What CBS did was quite astute in valuing the rights of families. It seemed to draw a clear and unambiguous line between niche type programming that people can select for their personal viewing and the more broad-based network programming people enjoy, such as the Super Bowl.
I’m not naive enough to believe that the executives of CBS took a purely value-based stance. They are certainly in business to make money. Their decision not to air the ManCrunch commercial was probably a crass, commercial decision; maybe even a shrewd attempt to head off the public outcry that was sure to happen. But whatever CBS’s reason, we avoided having to be exposed to a commercial for controversial lifestyle being televised into our living rooms, no matter how slick and subtle the commercial was.

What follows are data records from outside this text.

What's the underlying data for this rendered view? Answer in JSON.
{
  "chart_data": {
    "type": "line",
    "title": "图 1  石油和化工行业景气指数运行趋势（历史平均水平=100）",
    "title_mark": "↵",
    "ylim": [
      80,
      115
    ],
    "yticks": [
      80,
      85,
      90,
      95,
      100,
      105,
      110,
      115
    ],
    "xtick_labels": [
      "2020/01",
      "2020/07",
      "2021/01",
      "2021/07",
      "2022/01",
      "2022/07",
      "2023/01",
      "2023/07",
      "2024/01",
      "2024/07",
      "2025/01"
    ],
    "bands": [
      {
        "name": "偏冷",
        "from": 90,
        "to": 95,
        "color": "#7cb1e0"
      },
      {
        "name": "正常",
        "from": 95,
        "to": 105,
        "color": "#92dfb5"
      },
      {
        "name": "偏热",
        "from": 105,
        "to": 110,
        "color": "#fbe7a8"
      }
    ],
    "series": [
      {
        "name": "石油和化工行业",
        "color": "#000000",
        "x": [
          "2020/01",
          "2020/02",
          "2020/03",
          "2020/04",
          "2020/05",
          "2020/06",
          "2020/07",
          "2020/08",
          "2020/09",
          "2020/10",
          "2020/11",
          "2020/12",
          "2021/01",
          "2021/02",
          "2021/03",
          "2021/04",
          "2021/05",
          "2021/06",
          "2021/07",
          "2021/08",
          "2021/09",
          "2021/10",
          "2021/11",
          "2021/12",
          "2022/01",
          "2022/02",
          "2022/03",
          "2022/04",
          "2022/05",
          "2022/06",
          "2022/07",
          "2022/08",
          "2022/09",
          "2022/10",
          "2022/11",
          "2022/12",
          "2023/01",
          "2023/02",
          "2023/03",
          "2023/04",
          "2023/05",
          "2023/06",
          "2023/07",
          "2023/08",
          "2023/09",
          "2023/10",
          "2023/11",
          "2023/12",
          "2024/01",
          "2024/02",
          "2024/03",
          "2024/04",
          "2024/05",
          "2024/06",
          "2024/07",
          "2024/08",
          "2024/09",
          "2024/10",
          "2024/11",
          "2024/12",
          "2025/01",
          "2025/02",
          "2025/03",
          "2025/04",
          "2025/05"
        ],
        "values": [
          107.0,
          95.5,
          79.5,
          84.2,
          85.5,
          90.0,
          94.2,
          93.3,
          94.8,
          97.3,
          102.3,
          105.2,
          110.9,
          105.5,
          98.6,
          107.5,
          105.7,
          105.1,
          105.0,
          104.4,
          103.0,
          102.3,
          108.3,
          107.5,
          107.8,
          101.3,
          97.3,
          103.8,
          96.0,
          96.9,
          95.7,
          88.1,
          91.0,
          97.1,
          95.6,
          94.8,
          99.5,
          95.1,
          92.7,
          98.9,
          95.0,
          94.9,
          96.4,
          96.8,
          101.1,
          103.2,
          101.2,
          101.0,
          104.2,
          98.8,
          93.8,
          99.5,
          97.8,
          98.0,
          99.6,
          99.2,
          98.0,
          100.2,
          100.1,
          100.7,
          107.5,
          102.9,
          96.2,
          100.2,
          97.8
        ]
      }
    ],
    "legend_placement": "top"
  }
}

The homosexual lifestyle will doubtless become an unavoidable, public fixture in our society. It will also become an increasingly heated topic in our church. In fact, forces are already in place in our own denomination to create some acceptance of the homosexual lifestyle. Have no doubt, an agenda is at play in the broader culture, and the church is not exempt from its impact.
Other denominations have been rocked by major controversies over issues of homosexuality. Even so-called conservative, evangelical churches are being forced to come to grips with the encroachment of this issue in a growing secular and biblically illiterate Christian culture—a culture in which Christians don’t ask about the salvation of their friends and family, and don’t tell about a Savior who died for all.
Fredrick A. Russell is president of the Allegheny West Conference, with headquarters in Columbus, Ohio. This article was published March 17, 2010.